The method of using cans for the treatment of various ailments has been known since 1500 BC, although glass did not exist then. Ancient healers used empty horns to create a suction effect. Today, the therapeutic practice is still popular, but despite the presence of glass and bamboo jars, folk therapists on the streets of Jakarta continue to use bull horns. The patient's appearance during the procedure is impressive.
The medical effect of cans is not scientifically proven, but people still turn to healers to get rid of dizziness, joint pain and other ailments.
In the Indonesian version, patients after placing the horns on their backs become like the Bowser monster from the Super Mario video game.
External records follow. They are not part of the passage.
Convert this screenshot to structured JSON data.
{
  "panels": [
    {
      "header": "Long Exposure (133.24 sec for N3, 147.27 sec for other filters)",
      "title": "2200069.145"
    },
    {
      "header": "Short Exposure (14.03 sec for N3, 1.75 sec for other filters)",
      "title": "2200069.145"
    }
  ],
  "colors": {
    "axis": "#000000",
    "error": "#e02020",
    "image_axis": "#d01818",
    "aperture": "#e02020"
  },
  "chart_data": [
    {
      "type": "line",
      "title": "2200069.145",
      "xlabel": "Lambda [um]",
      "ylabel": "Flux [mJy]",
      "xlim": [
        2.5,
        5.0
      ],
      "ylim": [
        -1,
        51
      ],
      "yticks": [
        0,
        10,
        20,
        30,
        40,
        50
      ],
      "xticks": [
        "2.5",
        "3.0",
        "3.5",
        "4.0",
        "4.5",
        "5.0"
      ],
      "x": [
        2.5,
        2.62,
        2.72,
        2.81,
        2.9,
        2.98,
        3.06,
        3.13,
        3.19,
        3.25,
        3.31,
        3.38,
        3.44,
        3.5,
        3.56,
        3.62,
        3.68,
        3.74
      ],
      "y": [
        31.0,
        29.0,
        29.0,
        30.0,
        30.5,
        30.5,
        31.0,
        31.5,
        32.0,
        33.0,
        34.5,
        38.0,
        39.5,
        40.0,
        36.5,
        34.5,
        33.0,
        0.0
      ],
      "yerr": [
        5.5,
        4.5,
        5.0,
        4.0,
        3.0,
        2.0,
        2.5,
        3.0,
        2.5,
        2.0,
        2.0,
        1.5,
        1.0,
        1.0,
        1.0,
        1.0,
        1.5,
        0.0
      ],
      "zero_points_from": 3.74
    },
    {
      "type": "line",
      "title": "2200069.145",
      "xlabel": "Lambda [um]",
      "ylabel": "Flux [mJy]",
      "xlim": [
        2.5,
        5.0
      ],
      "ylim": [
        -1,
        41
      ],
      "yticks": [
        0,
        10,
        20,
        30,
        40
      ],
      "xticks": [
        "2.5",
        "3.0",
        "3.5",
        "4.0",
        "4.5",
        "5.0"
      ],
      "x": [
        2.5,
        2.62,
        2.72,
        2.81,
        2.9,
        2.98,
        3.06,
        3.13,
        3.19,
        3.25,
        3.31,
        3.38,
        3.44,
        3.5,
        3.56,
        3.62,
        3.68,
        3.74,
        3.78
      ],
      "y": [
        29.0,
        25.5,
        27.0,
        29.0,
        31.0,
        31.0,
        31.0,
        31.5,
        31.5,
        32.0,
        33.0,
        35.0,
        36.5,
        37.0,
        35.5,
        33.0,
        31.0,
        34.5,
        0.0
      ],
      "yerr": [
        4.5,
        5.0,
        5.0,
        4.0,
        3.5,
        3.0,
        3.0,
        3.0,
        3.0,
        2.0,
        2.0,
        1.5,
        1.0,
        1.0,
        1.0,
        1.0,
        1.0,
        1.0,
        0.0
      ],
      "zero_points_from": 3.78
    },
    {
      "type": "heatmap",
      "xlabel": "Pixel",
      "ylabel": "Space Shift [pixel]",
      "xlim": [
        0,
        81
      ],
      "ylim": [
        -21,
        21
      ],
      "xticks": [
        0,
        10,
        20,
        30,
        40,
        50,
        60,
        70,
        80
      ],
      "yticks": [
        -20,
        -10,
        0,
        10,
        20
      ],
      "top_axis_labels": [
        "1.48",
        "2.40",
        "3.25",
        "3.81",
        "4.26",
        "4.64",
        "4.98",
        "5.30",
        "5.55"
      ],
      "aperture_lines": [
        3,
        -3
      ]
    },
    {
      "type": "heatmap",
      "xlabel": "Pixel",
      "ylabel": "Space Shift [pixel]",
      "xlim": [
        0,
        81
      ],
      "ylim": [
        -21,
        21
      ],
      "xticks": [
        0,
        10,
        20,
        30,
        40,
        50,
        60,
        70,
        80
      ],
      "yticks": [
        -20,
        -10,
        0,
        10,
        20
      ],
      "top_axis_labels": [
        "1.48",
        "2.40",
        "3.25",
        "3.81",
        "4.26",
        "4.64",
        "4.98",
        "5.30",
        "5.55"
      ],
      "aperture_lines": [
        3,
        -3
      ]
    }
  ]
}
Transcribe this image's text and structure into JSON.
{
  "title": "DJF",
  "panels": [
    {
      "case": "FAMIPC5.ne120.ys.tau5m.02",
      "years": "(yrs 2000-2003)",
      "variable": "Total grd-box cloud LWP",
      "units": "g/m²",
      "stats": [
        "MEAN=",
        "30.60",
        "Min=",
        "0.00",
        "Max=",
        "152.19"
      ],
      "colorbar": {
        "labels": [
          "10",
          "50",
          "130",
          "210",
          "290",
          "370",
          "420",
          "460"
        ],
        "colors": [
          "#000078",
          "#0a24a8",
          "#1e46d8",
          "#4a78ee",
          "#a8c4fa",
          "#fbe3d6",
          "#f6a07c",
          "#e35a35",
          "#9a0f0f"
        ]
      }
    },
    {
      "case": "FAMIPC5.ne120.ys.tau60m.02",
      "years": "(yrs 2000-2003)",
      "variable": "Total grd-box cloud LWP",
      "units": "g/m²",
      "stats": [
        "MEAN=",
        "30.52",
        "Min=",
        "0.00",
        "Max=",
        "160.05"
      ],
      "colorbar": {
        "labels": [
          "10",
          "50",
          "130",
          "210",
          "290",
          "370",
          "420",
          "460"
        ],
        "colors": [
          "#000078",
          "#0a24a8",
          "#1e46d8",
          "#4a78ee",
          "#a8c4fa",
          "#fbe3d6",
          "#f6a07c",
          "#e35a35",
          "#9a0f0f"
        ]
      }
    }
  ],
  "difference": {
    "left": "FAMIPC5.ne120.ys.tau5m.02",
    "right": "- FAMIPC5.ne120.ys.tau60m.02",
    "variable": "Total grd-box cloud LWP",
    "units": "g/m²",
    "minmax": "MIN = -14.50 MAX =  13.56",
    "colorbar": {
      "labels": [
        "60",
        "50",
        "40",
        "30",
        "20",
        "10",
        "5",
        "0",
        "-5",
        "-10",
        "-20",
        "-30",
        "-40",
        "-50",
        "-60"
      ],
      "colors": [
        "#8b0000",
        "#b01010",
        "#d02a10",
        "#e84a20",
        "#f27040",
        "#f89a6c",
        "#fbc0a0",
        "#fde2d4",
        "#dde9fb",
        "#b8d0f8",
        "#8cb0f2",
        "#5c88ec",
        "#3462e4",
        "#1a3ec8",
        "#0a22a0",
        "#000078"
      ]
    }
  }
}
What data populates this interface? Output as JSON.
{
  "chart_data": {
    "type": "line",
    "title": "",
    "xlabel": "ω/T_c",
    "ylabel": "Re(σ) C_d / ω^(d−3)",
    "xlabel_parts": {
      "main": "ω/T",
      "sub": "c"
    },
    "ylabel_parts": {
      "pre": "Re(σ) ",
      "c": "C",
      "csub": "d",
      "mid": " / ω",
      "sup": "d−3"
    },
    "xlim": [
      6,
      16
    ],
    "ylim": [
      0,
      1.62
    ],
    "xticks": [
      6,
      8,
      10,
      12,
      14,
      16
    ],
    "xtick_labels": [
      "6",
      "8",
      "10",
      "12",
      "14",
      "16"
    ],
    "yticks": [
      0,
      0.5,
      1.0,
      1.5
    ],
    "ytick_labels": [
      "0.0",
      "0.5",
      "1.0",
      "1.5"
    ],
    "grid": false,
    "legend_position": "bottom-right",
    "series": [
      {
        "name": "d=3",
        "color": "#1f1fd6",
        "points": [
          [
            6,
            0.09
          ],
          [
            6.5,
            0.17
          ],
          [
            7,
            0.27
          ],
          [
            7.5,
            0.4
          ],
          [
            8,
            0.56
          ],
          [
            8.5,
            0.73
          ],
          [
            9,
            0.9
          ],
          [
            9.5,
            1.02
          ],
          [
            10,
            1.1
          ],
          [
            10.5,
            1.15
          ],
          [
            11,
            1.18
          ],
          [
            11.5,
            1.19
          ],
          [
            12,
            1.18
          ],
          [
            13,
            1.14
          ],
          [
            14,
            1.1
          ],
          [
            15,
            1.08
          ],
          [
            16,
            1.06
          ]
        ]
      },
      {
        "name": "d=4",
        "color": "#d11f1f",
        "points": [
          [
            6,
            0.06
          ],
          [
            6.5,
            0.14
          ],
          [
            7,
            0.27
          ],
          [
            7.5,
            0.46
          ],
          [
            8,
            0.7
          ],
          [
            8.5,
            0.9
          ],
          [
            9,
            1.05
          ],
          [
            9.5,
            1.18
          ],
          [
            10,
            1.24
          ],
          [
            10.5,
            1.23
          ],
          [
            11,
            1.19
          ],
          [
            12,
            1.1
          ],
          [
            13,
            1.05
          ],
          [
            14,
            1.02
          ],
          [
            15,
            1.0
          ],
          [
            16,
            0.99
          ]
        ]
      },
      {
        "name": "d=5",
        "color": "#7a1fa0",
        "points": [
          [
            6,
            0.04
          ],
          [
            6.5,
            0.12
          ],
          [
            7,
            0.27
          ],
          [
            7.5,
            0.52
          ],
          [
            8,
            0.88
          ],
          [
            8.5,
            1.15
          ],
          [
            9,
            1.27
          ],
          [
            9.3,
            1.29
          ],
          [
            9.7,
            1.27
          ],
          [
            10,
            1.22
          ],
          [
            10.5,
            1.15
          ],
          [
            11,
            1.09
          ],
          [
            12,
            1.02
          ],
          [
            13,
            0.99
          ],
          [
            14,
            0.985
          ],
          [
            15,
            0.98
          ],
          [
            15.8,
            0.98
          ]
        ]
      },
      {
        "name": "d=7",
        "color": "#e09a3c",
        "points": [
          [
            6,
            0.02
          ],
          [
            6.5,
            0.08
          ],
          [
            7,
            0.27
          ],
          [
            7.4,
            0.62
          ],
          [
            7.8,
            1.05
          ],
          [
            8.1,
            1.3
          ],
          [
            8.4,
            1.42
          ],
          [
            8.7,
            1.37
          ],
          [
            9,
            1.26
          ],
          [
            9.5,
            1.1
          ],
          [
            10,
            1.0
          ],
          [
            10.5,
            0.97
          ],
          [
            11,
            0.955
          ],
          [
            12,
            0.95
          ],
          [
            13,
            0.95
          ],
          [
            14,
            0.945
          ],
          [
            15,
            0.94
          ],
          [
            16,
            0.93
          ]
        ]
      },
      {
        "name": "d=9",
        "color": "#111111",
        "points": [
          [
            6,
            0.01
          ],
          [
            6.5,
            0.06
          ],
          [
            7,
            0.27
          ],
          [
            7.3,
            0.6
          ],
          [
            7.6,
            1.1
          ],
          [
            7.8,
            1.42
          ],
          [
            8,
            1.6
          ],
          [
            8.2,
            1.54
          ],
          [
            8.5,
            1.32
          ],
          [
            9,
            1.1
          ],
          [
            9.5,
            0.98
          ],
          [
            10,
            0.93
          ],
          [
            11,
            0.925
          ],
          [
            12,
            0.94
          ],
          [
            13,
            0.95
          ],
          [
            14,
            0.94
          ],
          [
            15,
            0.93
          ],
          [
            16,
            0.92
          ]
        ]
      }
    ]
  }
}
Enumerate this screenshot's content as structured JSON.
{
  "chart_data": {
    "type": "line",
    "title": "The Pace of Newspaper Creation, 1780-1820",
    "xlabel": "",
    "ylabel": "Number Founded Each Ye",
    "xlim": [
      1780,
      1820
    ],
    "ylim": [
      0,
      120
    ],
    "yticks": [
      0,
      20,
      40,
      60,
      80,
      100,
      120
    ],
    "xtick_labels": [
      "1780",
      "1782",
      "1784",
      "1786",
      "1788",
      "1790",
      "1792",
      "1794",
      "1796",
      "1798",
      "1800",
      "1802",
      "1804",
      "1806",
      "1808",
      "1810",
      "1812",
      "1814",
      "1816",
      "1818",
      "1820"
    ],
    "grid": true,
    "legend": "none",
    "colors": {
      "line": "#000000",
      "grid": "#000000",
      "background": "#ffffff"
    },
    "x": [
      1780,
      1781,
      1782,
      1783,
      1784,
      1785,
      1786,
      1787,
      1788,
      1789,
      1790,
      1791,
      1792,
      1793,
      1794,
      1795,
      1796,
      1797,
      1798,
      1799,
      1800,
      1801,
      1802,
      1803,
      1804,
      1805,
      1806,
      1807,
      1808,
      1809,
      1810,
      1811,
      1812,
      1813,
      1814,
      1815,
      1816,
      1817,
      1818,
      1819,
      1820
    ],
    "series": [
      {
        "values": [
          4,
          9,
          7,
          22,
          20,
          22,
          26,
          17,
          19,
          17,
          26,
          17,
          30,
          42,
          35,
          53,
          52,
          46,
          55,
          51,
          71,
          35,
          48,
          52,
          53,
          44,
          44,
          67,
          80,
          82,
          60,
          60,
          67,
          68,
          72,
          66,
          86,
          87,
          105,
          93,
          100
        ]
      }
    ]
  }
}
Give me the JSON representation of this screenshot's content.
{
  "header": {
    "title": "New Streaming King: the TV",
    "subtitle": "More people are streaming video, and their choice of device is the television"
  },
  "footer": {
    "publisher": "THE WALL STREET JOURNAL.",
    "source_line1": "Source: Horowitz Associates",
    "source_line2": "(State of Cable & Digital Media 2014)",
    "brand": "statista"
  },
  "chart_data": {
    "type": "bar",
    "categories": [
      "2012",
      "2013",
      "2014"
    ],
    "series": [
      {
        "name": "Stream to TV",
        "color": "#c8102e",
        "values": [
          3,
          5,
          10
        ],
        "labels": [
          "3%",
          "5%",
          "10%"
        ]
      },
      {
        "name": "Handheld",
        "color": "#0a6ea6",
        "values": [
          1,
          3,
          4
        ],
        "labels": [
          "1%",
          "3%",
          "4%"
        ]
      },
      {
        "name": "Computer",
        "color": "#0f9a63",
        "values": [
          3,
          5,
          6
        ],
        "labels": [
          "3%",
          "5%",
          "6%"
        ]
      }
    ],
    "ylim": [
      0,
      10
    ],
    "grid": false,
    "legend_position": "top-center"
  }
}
Local street therapists are proud to continue the ancient tradition. They are sure that horns are much more effective than banks. Despite the fact that there is a risk of infection from animals and transmission of infections from patient to patient, people continue to put their backs under the horns, because such street procedures are cheaper than official medical services, and last only a few minutes, saving time and money.
In medical practice, not only bovine, but also deer antlers are used. Pantocrine is extracted from them, but for this they cut the horns of young deer "alive". Animal rights defenders are very outraged by such mockery of noble beauties.